Kmeans clustering using jaccard distance matrix

2019-07-28 13:36发布

问题:

I'm trying to create Jaccard distance matrix and perform K-means on it to give out cluster ids and the ids of elements in the cluster. The input for it is twitter tweets. The following is the code and i couldn't understand how to use initial seeds from a file for kmeans.

install.packages("rjson" ,dependencies=TRUE)
library("rjson")
install.packages("jsonlite" ,dependencies=TRUE)
library("jsonlite")

install.packages("stringdist" ,dependencies=TRUE)
library("stringdist")
data <- fromJSON(sprintf("[%s]", paste(readLines(file("C:\\Users\\Yuzuru Onathoshi\\Desktop\\Assignment5_pxv142730_sxl162530\\Part2\\Input\\Tweets.json")),collapse=",")))

t.feature <- data
t.feature$geo<-NULL


Jmatrix<-stringdistmatrix(t.feature$text,t.feature$text,method = "jaccard")
colnames(Jmatrix) <- t.feature$from_user_id
rownames(Jmatrix) <- t.feature$from_user_id

fit <- kmeans(Jmatrix, 10)

回答1:

k-means does not use a distance matrix.

This is easy to see: it does not work on pairwise distances, but it only needs the deviation of a point from a center (which will usually not be a point of your data set).

It expects continuous numerical input data for clustering, and does not support arbitrary distance functions.

The core idea of k-means is minimizing variance (which is the same as minimizing squared Euclidean distances).
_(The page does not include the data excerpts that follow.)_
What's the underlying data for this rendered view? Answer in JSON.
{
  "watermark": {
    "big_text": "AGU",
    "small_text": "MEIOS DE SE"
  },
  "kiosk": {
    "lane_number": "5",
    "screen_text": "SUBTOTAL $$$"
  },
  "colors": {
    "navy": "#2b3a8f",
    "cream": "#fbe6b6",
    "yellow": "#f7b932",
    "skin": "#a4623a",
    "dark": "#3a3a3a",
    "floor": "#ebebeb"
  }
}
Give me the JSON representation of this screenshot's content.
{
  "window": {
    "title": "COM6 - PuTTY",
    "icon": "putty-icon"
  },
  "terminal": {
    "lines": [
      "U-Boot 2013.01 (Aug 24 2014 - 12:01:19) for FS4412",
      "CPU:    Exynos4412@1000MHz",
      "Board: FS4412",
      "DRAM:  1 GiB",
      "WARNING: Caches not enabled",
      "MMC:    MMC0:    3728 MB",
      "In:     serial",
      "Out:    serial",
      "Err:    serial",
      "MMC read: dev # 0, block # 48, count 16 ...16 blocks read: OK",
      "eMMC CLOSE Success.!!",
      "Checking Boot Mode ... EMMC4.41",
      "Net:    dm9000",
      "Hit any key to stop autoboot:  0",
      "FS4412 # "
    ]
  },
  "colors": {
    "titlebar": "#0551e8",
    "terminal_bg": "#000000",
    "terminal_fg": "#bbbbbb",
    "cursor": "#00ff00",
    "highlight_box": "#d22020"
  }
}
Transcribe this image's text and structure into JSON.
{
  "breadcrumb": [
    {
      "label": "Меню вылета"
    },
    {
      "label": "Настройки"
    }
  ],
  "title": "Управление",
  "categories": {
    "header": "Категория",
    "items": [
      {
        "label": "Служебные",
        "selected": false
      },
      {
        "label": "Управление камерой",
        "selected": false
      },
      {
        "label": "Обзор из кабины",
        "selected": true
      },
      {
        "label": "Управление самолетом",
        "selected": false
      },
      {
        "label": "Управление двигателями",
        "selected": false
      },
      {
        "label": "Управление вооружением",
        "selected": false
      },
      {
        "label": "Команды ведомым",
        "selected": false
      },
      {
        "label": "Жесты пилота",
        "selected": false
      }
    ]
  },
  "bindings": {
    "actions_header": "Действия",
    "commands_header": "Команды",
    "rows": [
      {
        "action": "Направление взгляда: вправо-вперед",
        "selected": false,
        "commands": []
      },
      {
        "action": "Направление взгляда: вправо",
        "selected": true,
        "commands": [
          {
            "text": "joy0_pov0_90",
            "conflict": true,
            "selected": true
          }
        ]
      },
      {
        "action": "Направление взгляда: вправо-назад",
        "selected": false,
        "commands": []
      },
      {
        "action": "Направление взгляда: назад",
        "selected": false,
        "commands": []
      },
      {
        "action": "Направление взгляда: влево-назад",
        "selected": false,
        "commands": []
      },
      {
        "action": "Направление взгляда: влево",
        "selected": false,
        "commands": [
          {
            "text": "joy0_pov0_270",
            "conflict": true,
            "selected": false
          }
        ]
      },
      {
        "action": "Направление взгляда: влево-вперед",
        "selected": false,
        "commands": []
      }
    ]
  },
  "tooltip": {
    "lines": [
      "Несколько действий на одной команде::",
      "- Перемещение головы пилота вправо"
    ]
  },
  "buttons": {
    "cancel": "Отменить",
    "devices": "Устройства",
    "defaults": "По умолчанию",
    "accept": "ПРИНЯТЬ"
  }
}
Contrary to some tutorials and even textbooks, k-means does in fact not minimize distance (it minimizes squared distance, if your distance is Euclidean; but that may be a different minimum than the least-distance minimum). If you wanted k-means to minimize another distance, you have to find an appropriate "mean", i.e. a function that estimates the least-distance center point. Some generic substitutes have been proposed, e.g. PAM.

If you are outting a Jaccard distance matrix into k-means it will often yield a somewhat useable result, but it's not what you would expect. Rather than comparing points by Jaccard, but you cluster them by squared Euclidean of their distance vectors. It's easy to see that this values if 0 exactly if points have the same Jaccard distances to all others (including themselves), so in particular their Jaccard distance must be 0. But if your data set is unbalanced (there are some clusters with very many objects) then they will also have too much weight in this dual space.

If you need other distances (and can afford to compute a distance matrix) use hierarchical clustering (HAC) rather than k-means!